In tema di riforma pensioni, il Governo rende noto che per quanto riguarda le attività usuranti bisognerà attendere il prossimo 1 maggio 2017, quando un decreto del Consiglio dei Ministri parlerà della questione dell’Ape agevolata e Quota 41 per i lavoratori precoci.
La legge di bilancio per il 2017 reca, infatti, due benefici previdenziali per i lavoratori dipendenti che svolgono attività lavorative indicate negli allegati C ed E annessi alla legge 232/2016 che svolgono, al momento del pensionamento, attività lavorative per le quali è richiesto un impegno tale da rendere particolarmente difficoltoso e rischioso il loro svolgimento in modo continuativo.
I lavoratori precoci potranno quindi chiedere dal 1 maggio 2017 l’Ape sociale, se risultano in possesso di almeno 63 anni a condizione di possedere almeno 36 anni di contributi, oppure se più favorevole, ove si possono vantare almeno 12 mesi di lavoro effettivo prima del 19° anno di età. Va ricordato che l’Ape sociale non sarà una vera e propria pensione ma un reddito ponte erogato dallo Stato, che viene versato fino al raggiungimento dei requisiti per il pensionamento e poi il lavoratore dovrà restituire. Con l’Ape sociale il tetto massimo lordo erogabile al lavoratore è di 1500 euro lordi al mese.

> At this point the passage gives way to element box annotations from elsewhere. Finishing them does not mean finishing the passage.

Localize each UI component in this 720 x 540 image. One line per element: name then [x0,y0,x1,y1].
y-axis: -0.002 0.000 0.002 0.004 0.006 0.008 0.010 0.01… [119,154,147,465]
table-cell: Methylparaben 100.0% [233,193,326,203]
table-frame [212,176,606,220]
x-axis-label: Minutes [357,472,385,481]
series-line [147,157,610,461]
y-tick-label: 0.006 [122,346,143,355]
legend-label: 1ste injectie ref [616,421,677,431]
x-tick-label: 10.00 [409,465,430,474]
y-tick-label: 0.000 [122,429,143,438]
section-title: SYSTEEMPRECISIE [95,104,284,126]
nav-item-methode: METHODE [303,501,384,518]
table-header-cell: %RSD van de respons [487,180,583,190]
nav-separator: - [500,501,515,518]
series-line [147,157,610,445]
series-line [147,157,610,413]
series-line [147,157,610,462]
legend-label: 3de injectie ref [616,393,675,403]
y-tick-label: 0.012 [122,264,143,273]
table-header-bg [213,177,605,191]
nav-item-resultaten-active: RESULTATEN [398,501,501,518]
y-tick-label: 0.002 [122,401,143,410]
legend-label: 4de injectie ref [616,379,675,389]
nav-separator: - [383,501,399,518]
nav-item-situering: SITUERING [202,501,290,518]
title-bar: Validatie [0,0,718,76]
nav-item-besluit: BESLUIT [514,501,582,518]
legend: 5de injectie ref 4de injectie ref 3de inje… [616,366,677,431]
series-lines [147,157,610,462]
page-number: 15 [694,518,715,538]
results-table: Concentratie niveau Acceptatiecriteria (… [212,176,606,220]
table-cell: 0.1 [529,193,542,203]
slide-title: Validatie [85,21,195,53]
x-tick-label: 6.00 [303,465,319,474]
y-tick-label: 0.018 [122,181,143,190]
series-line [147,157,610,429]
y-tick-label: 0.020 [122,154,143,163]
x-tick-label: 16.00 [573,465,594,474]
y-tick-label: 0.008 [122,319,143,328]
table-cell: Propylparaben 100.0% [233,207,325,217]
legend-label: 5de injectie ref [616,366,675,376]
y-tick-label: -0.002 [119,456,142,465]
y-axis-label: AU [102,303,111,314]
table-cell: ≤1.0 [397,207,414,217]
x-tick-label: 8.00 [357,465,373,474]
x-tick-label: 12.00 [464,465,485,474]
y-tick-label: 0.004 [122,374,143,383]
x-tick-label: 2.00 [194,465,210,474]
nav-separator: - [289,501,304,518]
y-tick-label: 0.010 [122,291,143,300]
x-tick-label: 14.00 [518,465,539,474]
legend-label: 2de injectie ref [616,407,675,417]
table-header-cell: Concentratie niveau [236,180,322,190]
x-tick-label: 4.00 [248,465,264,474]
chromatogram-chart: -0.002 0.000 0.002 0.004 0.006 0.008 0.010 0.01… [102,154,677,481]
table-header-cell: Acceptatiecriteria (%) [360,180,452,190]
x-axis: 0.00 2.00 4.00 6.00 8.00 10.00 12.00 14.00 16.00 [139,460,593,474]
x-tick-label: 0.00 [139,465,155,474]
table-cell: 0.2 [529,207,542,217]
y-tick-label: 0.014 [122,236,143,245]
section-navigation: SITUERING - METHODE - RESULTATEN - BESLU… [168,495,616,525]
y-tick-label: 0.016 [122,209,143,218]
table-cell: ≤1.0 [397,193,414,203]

Le categorie dei lavoratori precoci sono: operai dell’industria estrattiva, dell’edilizia, conduttori di gru o di macchinari mobili, conciatori di pelli e pellicce, conduttori di convogli ferroviari e personale addetto, conduttori di mezzi pesanti e camion, personale di professioni sanitarie ed ostetriche, insegnati di scuola dell’infanzia e maestri di asilo nido, facchini vari, personale addetto al servizio di pulizia e infine operatori ecologici.
Secondo le rappresentanze sindacali la questione riguarda soprattutto gli edili. La Fillea Cgil chiede su questo fronte che venga ripreso in Parlamento il percorso avviato a fine anno, partendo proprio dall’ordine del giorno approvato a larghissima maggioranza alla Camera dal presidente della Commissione Lavoro (il documento impegna a chiarire che i sei anni di lavoro non siano consecutivi) e dagli emendamenti presentati trasversalmente al Senato da Pd, Forza Italia e Ncd finalizzati anche a ridurre i 36 anni contributivi.